Even though 40 per cent of the Astra shareholders voted against his deal, the result does not oblige Mr Soriot to rush back from his Australian home and resume his duties in person. The votes are purely advisory. Yet they probably signal the beginning of the end for him at the helm. Having endured abuse from the European Union for not producing enough of a vaccine that some member states didn’t want to use, and now from the shareholders, it would be no surprise if he decided that enough was enough, and departed – taking his gleaming new bonuses with him, of course.

Full house

This being the annual meeting season, pay disputes with shareholders are everywhere. This week trades unions and the High Pay Centre have written to the big investors urging them to vote against salary packages where the gap between the CEO and the worst paid employee in a company is particularly egregious. Sadly, the writers have missed the point. Top investment managers have no motive to call for restraint, since many are beneficiaries themselves.

Still, while few disputes are on the scale of Mr Soriot’s, for sheer chutzpah the award to Mark Ridley, CEO at estate agents Savills, takes some beating. To get his maximum bonus, profits had to top £120m. The lockdown outturn was just £85m. Jolly bad luck on Mark, you might say. After all, Covid was hardly his fault, and we’re all in this together.

Except we’re not. The board awarded him £350,000, as a sort of “pluckiest loser”, claiming that the agency had increased its market share. And before you burst into tears, the committee deemed that he had made 90 per cent of his other targets, so he gets a further £500,000. No wonder the IA issued a rare “red top” notice urging a vote against. It made no difference. Four-fifths of the shares were voted in favour of the remuneration report.

Homeowners don’t do care

“Proposals on social care reform will be brought forward” said Her Maj this week, at that point probably wondering whether she had been handed a speech almost as old as she is by mistake. In a less respectful environment, Denis Skinner or his equivalent might have shouted: “No they won’t!”.

Our Dear Leader said he had a plan for social care reform when he came into office. It’s since become clear that he has no more idea of what to do than anyone else, but the mention in the Queen’s Speech has set the usual hares running. Nobody doubts that care of the elderly is both hopelessly inadequate and rapidly getting more costly, as more people live longer. Nobody doubts that any solution is ruinously expensive.

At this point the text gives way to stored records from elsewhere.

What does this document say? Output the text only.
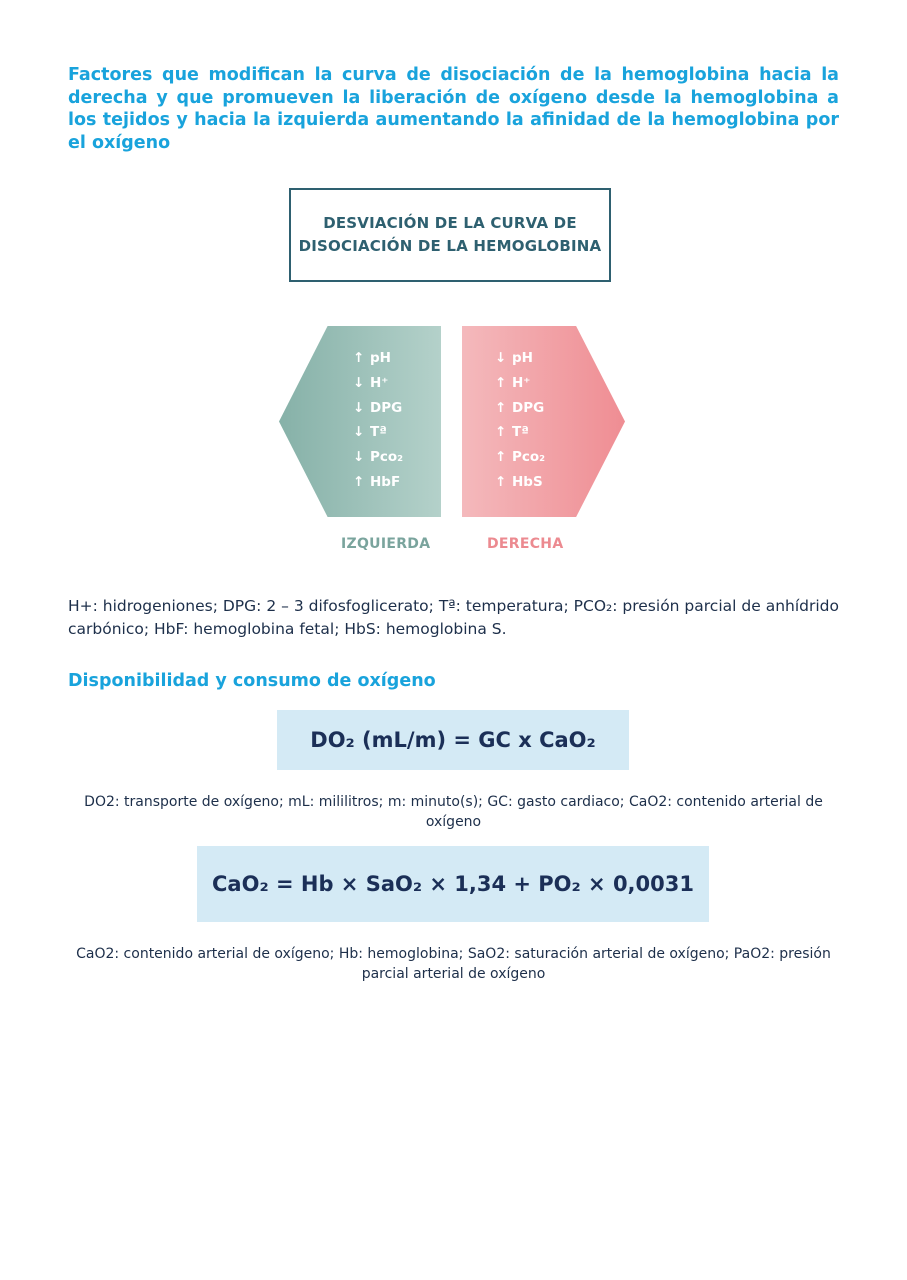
Factores que modifican la curva de disociación de la hemoglobina hacia la derecha y que promueven la liberación de oxígeno desde la hemoglobina a los tejidos y hacia la izquierda aumentando la afinidad de la hemoglobina por el oxígeno

DESVIACIÓN DE LA CURVA DE
DISOCIACIÓN DE LA HEMOGLOBINA
↑ pH
↓ H⁺
↓ DPG
↓ Tª
↓ Pco₂
↑ HbF
↓ pH
↑ H⁺
↑ DPG
↑ Tª
↑ Pco₂
↑ HbS
IZQUIERDA	DERECHA

H+: hidrogeniones; DPG: 2 – 3 difosfoglicerato; Tª: temperatura; PCO₂: presión parcial de anhídrido carbónico; HbF: hemoglobina fetal; HbS: hemoglobina S.

Disponibilidad y consumo de oxígeno
DO₂ (mL/m) = GC x CaO₂

DO2: transporte de oxígeno; mL: mililitros; m: minuto(s); GC: gasto cardiaco; CaO2: contenido arterial de oxígeno

CaO₂ = Hb × SaO₂ × 1,34 + PO₂ × 0,0031

CaO2: contenido arterial de oxígeno; Hb: hemoglobina; SaO2: saturación arterial de oxígeno; PaO2: presión parcial arterial de oxígeno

However, the mammoth in the ice block here is the politically toxic one of home ownership. Did you slave to pay off the mortgage over 25 years so you could pass on “the family home”? Or were you just lucky to have bought with borrowed money just as prices were taking off like never before? The truth is that the mortgage might have been a struggle to start with, but inflation quickly took the sting out of it, while the house just got more valuable. You did nothing.

The other truth is that the very notion of passing on the family home is a self-deceit. With a very few exceptions, the children don’t want to live in the house left to them by their parents. They don’t want to live together, and as soon as the last oldster dies, the property is sold and the proceeds divid up between the survivors.

There is no logical reason why an inherited house should be treated any differently from an inherited share portfolio or art collection, but then logic and housing policy are distant relations, here as in so many other ways. A rational approach, using the equity in the house to pay for the care of its lucky owners, would generate enough to allow the state to pick up those who had no wealth to contribute. It is also why the prime minister’s phantom plan warranted just nine words in the speech. Perhaps the nine words in the next speech might be: “Proposals on social care reform will be shelved (again)”.